Jean-David Lévitte : « Le vin est l’incarnation du savoir-vivre »
Pour son assemblée générale, le SGV a invité comme grand témoin Jean-David Lévitte, longtemps ambassadeur de France aux États-Unis, ancien conseiller de Jacques Chirac et de Nicolas Sarkozy, et maintenant membre de l’Institut. Après avoir dressé un panorama de la géopolitique mondiale (le passage du bilatéralisme de la guerre froide au multilatéralisme actuel), Jean-David Lévitte a fait part de son « empathie pour le lobbying pour le vin, car le vin est l’incarnation du savoir-vivre ». Amateur déclaré du vin, dont le champagne, il a plaidé pour le secteur du vin, activité économique entièrement réalisée dans le vignoble. « Même Airbus ne fait pas aussi bien car les pièces d’avion sont produites dans plusieurs pays et seulement assemblées à Toulouse ! ».
Les États-Unis, forts dans les rapports bilatéraux, sont moins à l’aise dans les rapports multilatéraux, d’où leur raidissement actuel sur tous les sujets liés au multilatéralisme. À tort. Car « si les autres pays croissent sur le plan économique, tant mieux, cela fait des marchés », dont l’Amérique peut prendre une part, a fait remarquer Jean-David Lévitte.
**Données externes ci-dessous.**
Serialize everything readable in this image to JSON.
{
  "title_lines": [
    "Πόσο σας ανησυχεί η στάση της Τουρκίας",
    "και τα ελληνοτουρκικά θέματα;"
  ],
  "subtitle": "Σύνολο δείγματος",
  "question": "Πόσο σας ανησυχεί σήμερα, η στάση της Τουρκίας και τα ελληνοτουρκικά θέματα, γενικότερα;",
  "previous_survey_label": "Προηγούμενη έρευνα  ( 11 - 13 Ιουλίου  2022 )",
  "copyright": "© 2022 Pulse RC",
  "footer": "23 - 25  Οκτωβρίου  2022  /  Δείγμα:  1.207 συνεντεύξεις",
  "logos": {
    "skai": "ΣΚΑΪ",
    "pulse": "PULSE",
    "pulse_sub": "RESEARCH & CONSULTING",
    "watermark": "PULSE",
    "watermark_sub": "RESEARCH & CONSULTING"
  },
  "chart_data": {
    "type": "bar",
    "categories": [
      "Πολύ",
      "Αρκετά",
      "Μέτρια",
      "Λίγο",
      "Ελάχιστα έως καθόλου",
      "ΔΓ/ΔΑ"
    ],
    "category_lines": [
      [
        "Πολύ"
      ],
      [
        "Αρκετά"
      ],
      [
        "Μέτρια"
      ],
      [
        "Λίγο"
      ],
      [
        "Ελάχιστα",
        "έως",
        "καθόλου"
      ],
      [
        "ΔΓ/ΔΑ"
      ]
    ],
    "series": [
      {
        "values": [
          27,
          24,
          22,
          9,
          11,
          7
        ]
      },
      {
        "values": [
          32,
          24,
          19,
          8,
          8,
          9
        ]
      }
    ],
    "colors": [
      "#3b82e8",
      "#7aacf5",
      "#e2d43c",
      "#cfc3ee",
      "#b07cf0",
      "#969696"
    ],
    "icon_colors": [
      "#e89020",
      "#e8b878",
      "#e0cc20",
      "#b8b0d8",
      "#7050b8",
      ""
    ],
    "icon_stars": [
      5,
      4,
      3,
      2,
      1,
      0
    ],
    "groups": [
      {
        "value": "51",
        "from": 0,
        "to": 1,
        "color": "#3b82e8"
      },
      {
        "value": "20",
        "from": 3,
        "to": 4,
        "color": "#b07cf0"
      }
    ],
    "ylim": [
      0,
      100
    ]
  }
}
Estimant que plus que jamais la France a besoin « d’une diplomatie viticole forte », Bernard Farges, président de la Cnaoc (AOC viticoles françaises) et de l’Efow (AOP viticoles européennes) a soutenue que si le lobbying pour le vin était aussi développé que le lobbying pour l’armement, le monde serait plus vivable. Quant aux indications géographiques, elles ne sont pas tant des outils de guerre économique, que « des marques collectives ». Elles sont aussi vecteurs de coopération, quand la France apprend à des terroirs chinois, indiens, africains ou même américains à défendre leurs spécificités, a souligné Jean-Bernard de Larquier, président du Bureau national interprofessionnel du cognac (Bnic).